Spectacular failure

When I visit art museums, I always reward myself with a trip to the gift shop at the end. I may not be able to afford any of the masterpieces that I have seen on display, but I can take away some postcards or a souvenir booklet to refresh my memory. On my last visit to the High Museum of Art in Atlanta, I was standing in line at the cash register with a box of Van Gogh note cards in my hand when I saw a clear glass bowl full of smooth silver pebbles on the counter. Each was about as big as my thumb, with one word etched into its surface. Even without touching them, I could see one that said “hope” and another that said “love.”

I had a recently widowed friend who could use some pebbles like that, so I sank my hand in the bowl to see what else I might fish up. “Tears,” said the next pebble. “Loss,” said the next. Well, I thought, my friend already has enough of those, so I put them back and kept fishing. I found a couple of gratitudes, along with a few more hopes and loves, but only by looking hard. Over and over, I brought up whole handfuls of tears and loss, which outnumbered the other pebbles by at least 20 to one. Everyone had enough of those, apparently, or wanted nothing to do with them. Why pay good money for something that life pelts you with for free?

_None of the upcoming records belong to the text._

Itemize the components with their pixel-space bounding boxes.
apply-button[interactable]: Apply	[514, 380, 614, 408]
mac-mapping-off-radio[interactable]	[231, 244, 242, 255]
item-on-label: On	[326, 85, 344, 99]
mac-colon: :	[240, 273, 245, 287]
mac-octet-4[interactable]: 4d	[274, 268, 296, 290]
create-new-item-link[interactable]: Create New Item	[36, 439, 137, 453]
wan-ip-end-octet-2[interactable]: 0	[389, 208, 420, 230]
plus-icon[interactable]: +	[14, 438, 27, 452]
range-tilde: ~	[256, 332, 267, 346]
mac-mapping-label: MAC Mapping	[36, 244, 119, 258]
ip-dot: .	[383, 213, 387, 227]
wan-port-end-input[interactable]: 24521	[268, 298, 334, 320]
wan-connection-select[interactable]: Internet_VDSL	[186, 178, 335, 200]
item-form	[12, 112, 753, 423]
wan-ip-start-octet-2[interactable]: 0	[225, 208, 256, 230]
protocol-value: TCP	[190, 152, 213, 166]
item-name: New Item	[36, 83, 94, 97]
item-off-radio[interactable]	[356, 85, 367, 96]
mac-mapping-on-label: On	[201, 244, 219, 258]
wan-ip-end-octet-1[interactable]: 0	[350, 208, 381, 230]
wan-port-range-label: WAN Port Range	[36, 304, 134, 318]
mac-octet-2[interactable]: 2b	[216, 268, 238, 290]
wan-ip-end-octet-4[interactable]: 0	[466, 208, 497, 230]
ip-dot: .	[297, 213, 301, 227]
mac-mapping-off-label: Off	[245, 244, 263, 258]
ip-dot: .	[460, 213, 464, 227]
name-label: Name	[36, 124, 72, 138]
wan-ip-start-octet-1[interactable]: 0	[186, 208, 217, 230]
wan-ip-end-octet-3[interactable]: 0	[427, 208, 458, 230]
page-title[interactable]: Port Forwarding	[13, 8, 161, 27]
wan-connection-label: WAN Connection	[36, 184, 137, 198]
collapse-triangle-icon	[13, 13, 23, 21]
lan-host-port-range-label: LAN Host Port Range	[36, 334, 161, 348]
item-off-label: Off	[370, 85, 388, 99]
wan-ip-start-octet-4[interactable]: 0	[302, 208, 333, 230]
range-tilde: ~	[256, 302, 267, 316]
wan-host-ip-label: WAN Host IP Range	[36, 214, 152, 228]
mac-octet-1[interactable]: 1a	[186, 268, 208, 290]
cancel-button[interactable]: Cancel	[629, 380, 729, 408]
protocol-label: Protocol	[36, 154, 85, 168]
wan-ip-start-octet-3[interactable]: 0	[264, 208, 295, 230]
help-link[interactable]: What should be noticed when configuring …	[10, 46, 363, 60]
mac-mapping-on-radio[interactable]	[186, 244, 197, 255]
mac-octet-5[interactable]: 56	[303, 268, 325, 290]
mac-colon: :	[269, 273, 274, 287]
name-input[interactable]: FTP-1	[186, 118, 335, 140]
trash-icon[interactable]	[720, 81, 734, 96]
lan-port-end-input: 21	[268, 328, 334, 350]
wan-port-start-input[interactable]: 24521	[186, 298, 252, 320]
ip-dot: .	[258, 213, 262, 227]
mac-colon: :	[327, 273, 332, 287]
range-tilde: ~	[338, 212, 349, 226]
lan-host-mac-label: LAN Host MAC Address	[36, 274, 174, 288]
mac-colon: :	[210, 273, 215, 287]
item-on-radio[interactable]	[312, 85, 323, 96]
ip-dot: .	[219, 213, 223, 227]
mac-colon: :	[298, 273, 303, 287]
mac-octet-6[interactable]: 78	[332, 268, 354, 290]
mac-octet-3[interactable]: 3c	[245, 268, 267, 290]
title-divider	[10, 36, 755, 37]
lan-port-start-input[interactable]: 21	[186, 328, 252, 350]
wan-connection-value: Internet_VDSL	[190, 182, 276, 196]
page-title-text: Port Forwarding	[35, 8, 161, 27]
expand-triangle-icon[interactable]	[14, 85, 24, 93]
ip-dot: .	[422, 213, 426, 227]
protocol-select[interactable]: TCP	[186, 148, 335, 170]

I discovered one “forgiveness” in the bottom of the bowl, which told me what the bestseller had been. Pushing all the other pebbles aside, I plucked it up and laid it on the counter with hope, love and gratitude. Then I looked back at all the tears and loss left in the bowl and thought maybe that was part of the problem—that no one wanted to own them—so I chose one of each and added them to my collection.

I felt almost cruel giving them to my friend, but her sad mouth softened when she saw them. She may not have wanted them, but she knew they were hers, and seeing them in her hand with all the others told her story better than the edited version I first had in mind. “Tears” belonged next to “love,” and “hope” took on more luster when nestled against “loss.” “Gratitude” was no longer a platitude and “forgiveness” had something major to forgive. Holding all of the pebbles together in one hand turned out to be exactly what she needed.

When Christians talk about what the church has to offer the world, one thing we do not often mention is an adequate theology of failure. Like everyone else, we live in a culture that adores success, and that never seems to tire of raising the bar. Being a successful human being means making straight A’s, keeping a well-paid job with good benefits, staying happily married to an attractive person, raising well-adjusted children, and not gaining too much weight. Judging from the commercials on television, being successful also means driving a hot car, carrying a cool cell phone, having young-looking skin and choosing the right medicine to beat depression for good.

This leaves a lot of room to fail. But the same culture that creates these conditions for failure is not equipped to deal with it. The most readily available therapy comes in the form of reality shows, where we may gawk at those whose hunger for success leads all but one of them to fail—spectacularly—right where we can see them. Better for the losers to show up on the television screen than in the mirror, eh?

At church, the loser shows up right above the altar. If success was ever on his list of things to do, then it was not the kind that anyone around him had much use for. Once, in the presence of large crowds, he blessed the poor in spirit, the mournful, the hungry and the reviled. Some of the people who fell into those categories no doubt wished he had done something to improve their conditions instead of saying grace over them, but I am guessing that there were others who were vastly relieved to hear that there was nothing deeply wrong with them. If Jesus was right, then they did not have to leave their tears and losses in the bowl. They could hold all of their pebbles together in one hand.

I go to church to remember this—not to hear about the victory of the cross but to be reminded that there is no shame in failure at the foot of the cross. Why is the word so hard to say? Failure brings me down to earth that is solid beneath my feet. Failure links my broken heart to others just like it. Failure delivers me into the everlasting arms, where I find the solace that eluded me in my success.

This is such good news that I cannot hear it often enough. Sometimes I have to listen really hard, especially when the hymns are full of triumph, the preacher is flawless and the bulletin offers me a dozen ways to become a better Christian, but as long as there is a cross in view I can usually resist these enticements to spiritual success.

Jesus was not pretending while he was hanging there. He really did lose everything, buying up all the tears and loss that no one else wanted. Because he did, I can at least hold my own in my hand, trusting that when I am feeling my most hurt and futile, my most abandoned by God, I am not far from him but as close as I can get, poised to fail—spectacularly—in my own bid for true and lasting life.